As we advance further into the twenty-first century, minimalism continues to gain popularity in décor, style and architectural schemes.  Millennials fight relentlessly to rid the world of clutter, confusion and complications.  They despise walls crowded with hangings that cover every square inch of available space.  They much prefer empty shelves over loaded curio cabinets.  The bare, clean look is in. 

This may not be my taste in decorating as much as it is in life, but I will say this.  Getting rid of clutter takes courage.  We live with far too many hitches, snags, anxieties, hang-ups and special considerations in our lives that do little else but restrict mobility and hamper productivity.  We carve out niches for this person, pockets for that kooky idea, nooks and crannies for favorite nuisances, concessions for otherwise impossible people and baggage rooms for problems that we can’t figure out how to solve (so we keep walking around them.)  What a relief to our bewilderedness when some courageous soul strides fearlessly into our lives and screams “Enough!  This is going, that’s history, and no more of something else!” We may feign protest, but secretly, we breathe, “Thank God!”  (Have you ever seen an estate sale?  When all is said and done, someone is going to come in and get rid of your clutter.  It’s not a pretty sight!)

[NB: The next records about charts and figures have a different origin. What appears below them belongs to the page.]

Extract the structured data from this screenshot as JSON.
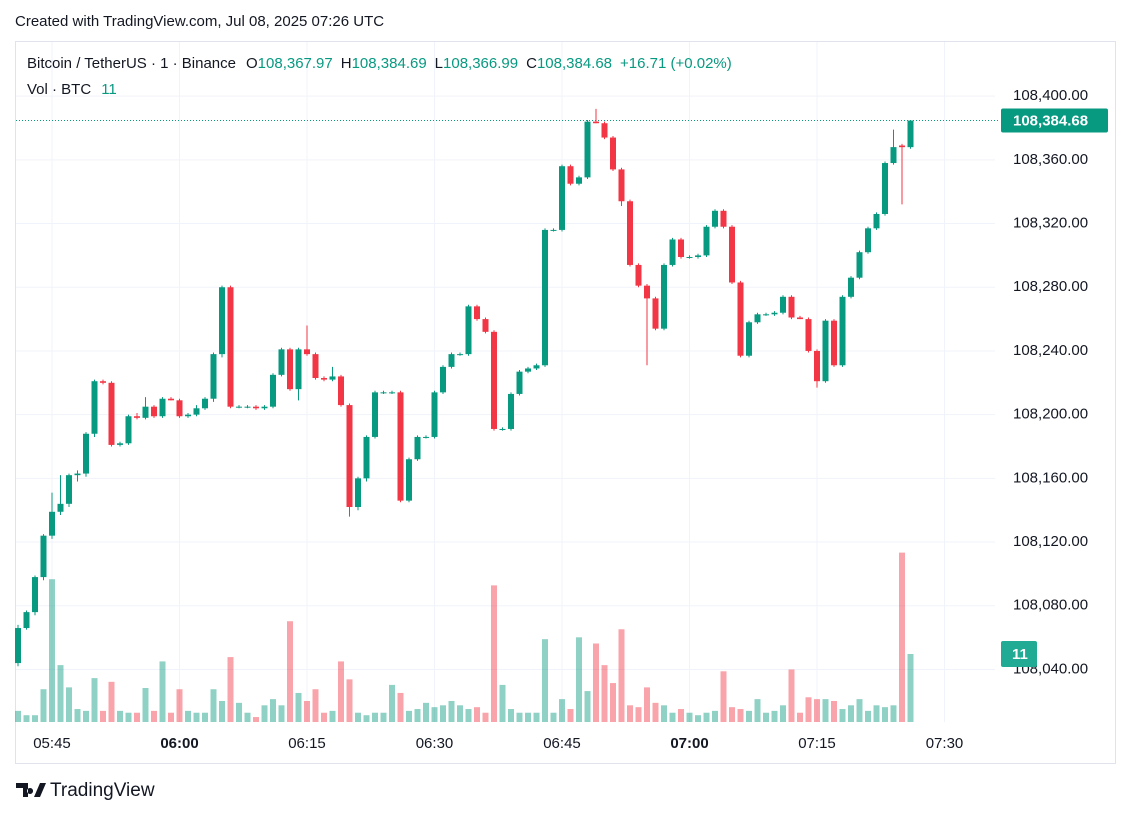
{
  "header": {
    "created": "Created with TradingView.com, Jul 08, 2025 07:26 UTC"
  },
  "footer": {
    "brand": "TradingView"
  },
  "chart_data": {
    "type": "candlestick",
    "title": "Bitcoin / TetherUS · 1 · Binance",
    "legend": [
      {
        "key": "O",
        "value": "108,367.97"
      },
      {
        "key": "H",
        "value": "108,384.69"
      },
      {
        "key": "L",
        "value": "108,366.99"
      },
      {
        "key": "C",
        "value": "108,384.68"
      }
    ],
    "change": "+16.71 (+0.02%)",
    "up_color": "#089981",
    "down_color": "#f23645",
    "grid": true,
    "x": [
      "05:41",
      "05:42",
      "05:43",
      "05:44",
      "05:45",
      "05:46",
      "05:47",
      "05:48",
      "05:49",
      "05:50",
      "05:51",
      "05:52",
      "05:53",
      "05:54",
      "05:55",
      "05:56",
      "05:57",
      "05:58",
      "05:59",
      "06:00",
      "06:01",
      "06:02",
      "06:03",
      "06:04",
      "06:05",
      "06:06",
      "06:07",
      "06:08",
      "06:09",
      "06:10",
      "06:11",
      "06:12",
      "06:13",
      "06:14",
      "06:15",
      "06:16",
      "06:17",
      "06:18",
      "06:19",
      "06:20",
      "06:21",
      "06:22",
      "06:23",
      "06:24",
      "06:25",
      "06:26",
      "06:27",
      "06:28",
      "06:29",
      "06:30",
      "06:31",
      "06:32",
      "06:33",
      "06:34",
      "06:35",
      "06:36",
      "06:37",
      "06:38",
      "06:39",
      "06:40",
      "06:41",
      "06:42",
      "06:43",
      "06:44",
      "06:45",
      "06:46",
      "06:47",
      "06:48",
      "06:49",
      "06:50",
      "06:51",
      "06:52",
      "06:53",
      "06:54",
      "06:55",
      "06:56",
      "06:57",
      "06:58",
      "06:59",
      "07:00",
      "07:01",
      "07:02",
      "07:03",
      "07:04",
      "07:05",
      "07:06",
      "07:07",
      "07:08",
      "07:09",
      "07:10",
      "07:11",
      "07:12",
      "07:13",
      "07:14",
      "07:15",
      "07:16",
      "07:17",
      "07:18",
      "07:19",
      "07:20",
      "07:21",
      "07:22",
      "07:23",
      "07:24",
      "07:25",
      "07:26"
    ],
    "ohlc": {
      "open": [
        108044,
        108066,
        108076,
        108098,
        108124,
        108139,
        108144,
        108162,
        108163,
        108188,
        108221,
        108220,
        108181,
        108182,
        108199,
        108198,
        108205,
        108199,
        108210,
        108209,
        108199,
        108200,
        108204,
        108210,
        108238,
        108280,
        108205,
        108205,
        108205,
        108204,
        108205,
        108225,
        108241,
        108216,
        108241,
        108238,
        108223,
        108222,
        108224,
        108206,
        108142,
        108160,
        108186,
        108214,
        108214,
        108214,
        108146,
        108172,
        108186,
        108186,
        108214,
        108230,
        108238,
        108238,
        108268,
        108260,
        108252,
        108191,
        108191,
        108213,
        108227,
        108229,
        108231,
        108316,
        108316,
        108356,
        108345,
        108349,
        108384,
        108383,
        108374,
        108354,
        108334,
        108294,
        108281,
        108273,
        108254,
        108294,
        108310,
        108299,
        108299,
        108300,
        108318,
        108328,
        108318,
        108283,
        108237,
        108258,
        108263,
        108263,
        108264,
        108274,
        108261,
        108260,
        108240,
        108221,
        108259,
        108231,
        108274,
        108286,
        108302,
        108317,
        108326,
        108358,
        108369,
        108367.97
      ],
      "high": [
        108068,
        108077,
        108099,
        108125,
        108151,
        108162,
        108163,
        108165,
        108189,
        108222,
        108222,
        108221,
        108183,
        108200,
        108201,
        108211,
        108206,
        108211,
        108211,
        108210,
        108201,
        108206,
        108211,
        108239,
        108281,
        108281,
        108206,
        108206,
        108206,
        108206,
        108226,
        108242,
        108242,
        108242,
        108256,
        108239,
        108224,
        108230,
        108225,
        108207,
        108161,
        108187,
        108215,
        108215,
        108215,
        108215,
        108173,
        108187,
        108187,
        108215,
        108231,
        108239,
        108239,
        108269,
        108269,
        108261,
        108253,
        108192,
        108214,
        108228,
        108230,
        108232,
        108317,
        108317,
        108357,
        108357,
        108350,
        108385,
        108392,
        108384,
        108375,
        108355,
        108335,
        108295,
        108282,
        108274,
        108295,
        108311,
        108311,
        108300,
        108301,
        108319,
        108329,
        108329,
        108319,
        108284,
        108259,
        108264,
        108264,
        108265,
        108275,
        108275,
        108262,
        108261,
        108241,
        108260,
        108260,
        108275,
        108287,
        108303,
        108318,
        108327,
        108359,
        108379,
        108370,
        108384.69
      ],
      "low": [
        108042,
        108065,
        108074,
        108096,
        108122,
        108137,
        108142,
        108158,
        108161,
        108186,
        108219,
        108180,
        108180,
        108181,
        108197,
        108197,
        108198,
        108198,
        108209,
        108198,
        108198,
        108199,
        108203,
        108208,
        108236,
        108204,
        108204,
        108204,
        108203,
        108203,
        108204,
        108224,
        108215,
        108209,
        108237,
        108222,
        108221,
        108221,
        108205,
        108136,
        108140,
        108158,
        108185,
        108213,
        108213,
        108145,
        108145,
        108171,
        108185,
        108185,
        108213,
        108229,
        108237,
        108237,
        108259,
        108251,
        108190,
        108190,
        108190,
        108212,
        108226,
        108228,
        108230,
        108315,
        108315,
        108344,
        108344,
        108348,
        108383,
        108373,
        108353,
        108331,
        108293,
        108280,
        108231,
        108253,
        108253,
        108293,
        108298,
        108298,
        108298,
        108299,
        108317,
        108317,
        108282,
        108236,
        108236,
        108257,
        108262,
        108262,
        108263,
        108260,
        108260,
        108239,
        108217,
        108220,
        108230,
        108230,
        108273,
        108285,
        108301,
        108316,
        108325,
        108357,
        108332,
        108366.99
      ],
      "close": [
        108066,
        108076,
        108098,
        108124,
        108139,
        108144,
        108162,
        108163,
        108188,
        108221,
        108220,
        108181,
        108182,
        108199,
        108198,
        108205,
        108199,
        108210,
        108209,
        108199,
        108200,
        108204,
        108210,
        108238,
        108280,
        108205,
        108205,
        108205,
        108204,
        108205,
        108225,
        108241,
        108216,
        108241,
        108238,
        108223,
        108222,
        108224,
        108206,
        108142,
        108160,
        108186,
        108214,
        108214,
        108214,
        108146,
        108172,
        108186,
        108186,
        108214,
        108230,
        108238,
        108238,
        108268,
        108260,
        108252,
        108191,
        108191,
        108213,
        108227,
        108229,
        108231,
        108316,
        108316,
        108356,
        108345,
        108349,
        108384,
        108383,
        108374,
        108354,
        108334,
        108294,
        108281,
        108273,
        108254,
        108294,
        108310,
        108299,
        108299,
        108300,
        108318,
        108328,
        108318,
        108283,
        108237,
        108258,
        108263,
        108263,
        108264,
        108274,
        108261,
        108260,
        108240,
        108221,
        108259,
        108231,
        108274,
        108286,
        108302,
        108317,
        108326,
        108358,
        108368,
        108367.97,
        108384.68
      ]
    },
    "volume": {
      "label": "Vol · BTC",
      "values": [
        1.8,
        1.1,
        1.1,
        5.3,
        23.1,
        9.2,
        5.6,
        2.1,
        1.8,
        7.1,
        1.8,
        6.5,
        1.8,
        1.5,
        1.5,
        5.5,
        1.8,
        9.8,
        1.5,
        5.3,
        1.8,
        1.5,
        1.5,
        5.3,
        3.4,
        10.5,
        3.1,
        1.5,
        0.8,
        2.7,
        3.7,
        2.7,
        16.3,
        4.7,
        3.4,
        5.3,
        1.5,
        1.8,
        9.8,
        6.9,
        1.5,
        1.1,
        1.5,
        1.5,
        6.0,
        4.7,
        1.8,
        2.1,
        3.1,
        2.4,
        2.7,
        3.4,
        2.7,
        2.1,
        2.4,
        1.5,
        22.1,
        6.0,
        2.1,
        1.5,
        1.5,
        1.5,
        13.4,
        1.5,
        3.7,
        2.1,
        13.7,
        5.0,
        12.7,
        9.2,
        6.3,
        15,
        2.7,
        2.4,
        5.6,
        3.1,
        2.7,
        1.5,
        2.1,
        1.5,
        1.1,
        1.5,
        1.8,
        8.2,
        2.4,
        2.1,
        1.8,
        3.7,
        1.5,
        1.8,
        2.7,
        8.5,
        1.5,
        4.0,
        3.7,
        3.7,
        3.4,
        2.1,
        2.7,
        3.7,
        1.8,
        2.7,
        2.4,
        2.7,
        27.4,
        11
      ]
    },
    "last_price": {
      "value": 108384.68,
      "label": "108,384.68"
    },
    "ylim": [
      108007,
      108434
    ],
    "yticks": [
      {
        "value": 108040,
        "label": "108,040.00"
      },
      {
        "value": 108080,
        "label": "108,080.00"
      },
      {
        "value": 108120,
        "label": "108,120.00"
      },
      {
        "value": 108160,
        "label": "108,160.00"
      },
      {
        "value": 108200,
        "label": "108,200.00"
      },
      {
        "value": 108240,
        "label": "108,240.00"
      },
      {
        "value": 108280,
        "label": "108,280.00"
      },
      {
        "value": 108320,
        "label": "108,320.00"
      },
      {
        "value": 108360,
        "label": "108,360.00"
      },
      {
        "value": 108400,
        "label": "108,400.00"
      }
    ],
    "y2lim": [
      0,
      110
    ],
    "xticks": [
      "05:45",
      "06:00",
      "06:15",
      "06:30",
      "06:45",
      "07:00",
      "07:15",
      "07:30"
    ]
  }
}
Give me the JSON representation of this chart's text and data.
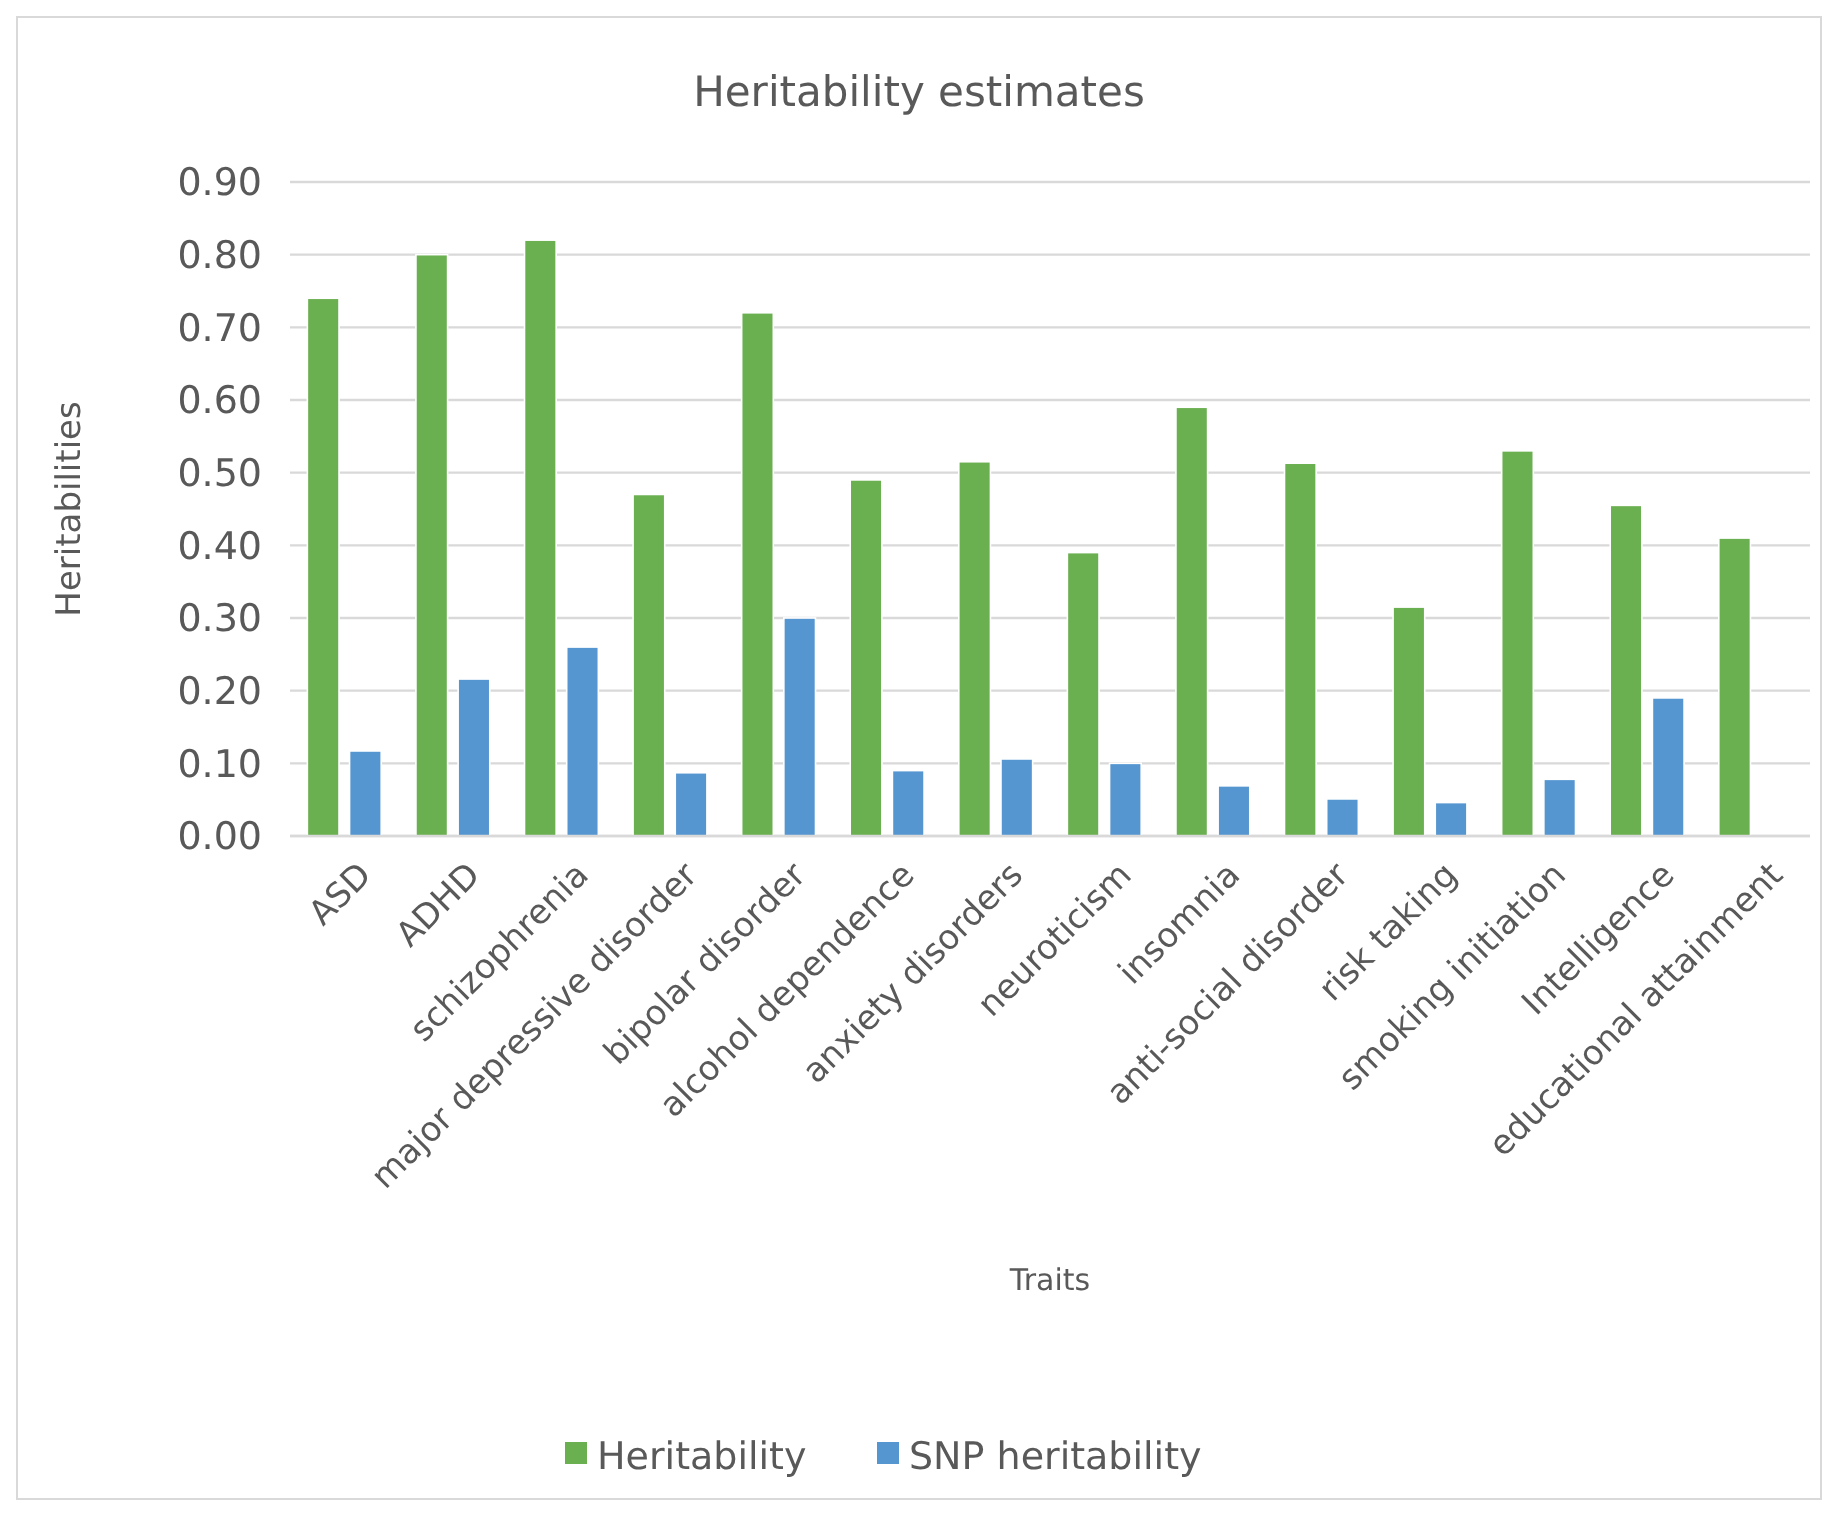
{
  "chart_data": {
    "type": "bar",
    "title": "Heritability estimates",
    "xlabel": "Traits",
    "ylabel": "Heritabilities",
    "categories": [
      "ASD",
      "ADHD",
      "schizophrenia",
      "major depressive disorder",
      "bipolar disorder",
      "alcohol dependence",
      "anxiety disorders",
      "neuroticism",
      "insomnia",
      "anti-social disorder",
      "risk taking",
      "smoking initiation",
      "Intelligence",
      "educational attainment"
    ],
    "series": [
      {
        "name": "Heritability",
        "color": "#6aaf50",
        "values": [
          0.74,
          0.8,
          0.82,
          0.47,
          0.72,
          0.49,
          0.515,
          0.39,
          0.59,
          0.513,
          0.315,
          0.53,
          0.455,
          0.41
        ]
      },
      {
        "name": "SNP heritability",
        "color": "#5596d0",
        "values": [
          0.117,
          0.216,
          0.26,
          0.087,
          0.3,
          0.09,
          0.106,
          0.1,
          0.069,
          0.051,
          0.046,
          0.078,
          0.19,
          null
        ]
      }
    ],
    "ylim": [
      0,
      0.9
    ],
    "yticks": [
      {
        "value": 0,
        "label": "0.00"
      },
      {
        "value": 0.1,
        "label": "0.10"
      },
      {
        "value": 0.2,
        "label": "0.20"
      },
      {
        "value": 0.3,
        "label": "0.30"
      },
      {
        "value": 0.4,
        "label": "0.40"
      },
      {
        "value": 0.5,
        "label": "0.50"
      },
      {
        "value": 0.6,
        "label": "0.60"
      },
      {
        "value": 0.7,
        "label": "0.70"
      },
      {
        "value": 0.8,
        "label": "0.80"
      },
      {
        "value": 0.9,
        "label": "0.90"
      }
    ],
    "grid": "y",
    "legend": "bottom"
  }
}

There’s nothing like a good scare to force you to re-evaluate your priorities in life.  Gillian Mohney says, “An intense scare can do more than elicit a good scream; it can physically affect the body as the neurological system releases intense chemicals in response to a threat. For most the response to a fright is more or less harmless, with the body becoming primed to fight or flight its way out of a bad situation.” 

There’s one cliché I love and continue to use: “Cut to the chase!”  Get out your sword, your scissors, your utility knife and your wastebasket and start ridding yourself of time-wasters, problem-generators, redundant routines that accomplish little, and stressors that cause more aggravation than amity.  You can de-complicate your life if you try.  Simplify your existence.  Less is more.